Material and methods
A cross-sectional study was conducted with community-dwelling older people who were admitted to a tertiary geriatric outpatient clinic. Information on demographics and clinical variables was obtained. We used a neuropsychological battery to assess the cognitive domains in each subject. Participants who fell below 1.5 standard deviations on 1 or more of the 5 cognitive tests were considered MCI and were classified as either single domain MCI and multiple domain MCI. Risk factors were determined using univariate and multivariate logistic regression analyses.

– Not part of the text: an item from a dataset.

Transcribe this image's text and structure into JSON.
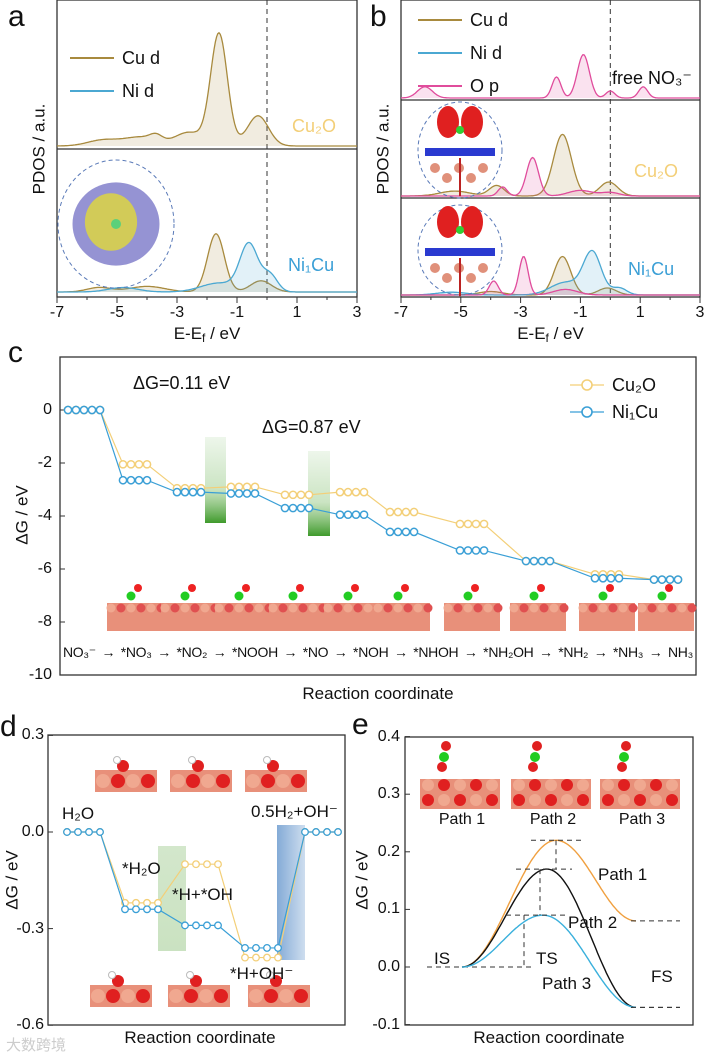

A total of 259 participants were enrolled in this study. The mean age was 74.0 years (SD 7.1 years), 54% were women, and 48.3% had a low level of education (≤ 5 years). The overall prevalence of MCI was 52.1%, with 27.8% for single domain MCI and 24.3% for multiple domain MCI. The prevalence of MCI increased with age: 16.4% aged 65–74 years, 32.0% aged 75–84 years, and 40.9% ≥ 85 years. Advanced age and low educational level were risk factors for both single domain MCI (OR = 1.07; 95% CI: 1.02–1.13; p = 0.003 and OR = 3.18; 95% CI:1.7–6.1; p < 0.001) and multiple domain MCI (OR = 1.1; 95% CI:1.1–1.2; p < 0.001 and adjusted OR = 11.9; 95% CI:5.1–27.8; p < 0.001).
MCI was common in older Turkish people admitted to a tertiary hospital, especially in those with advanced age and low educational level.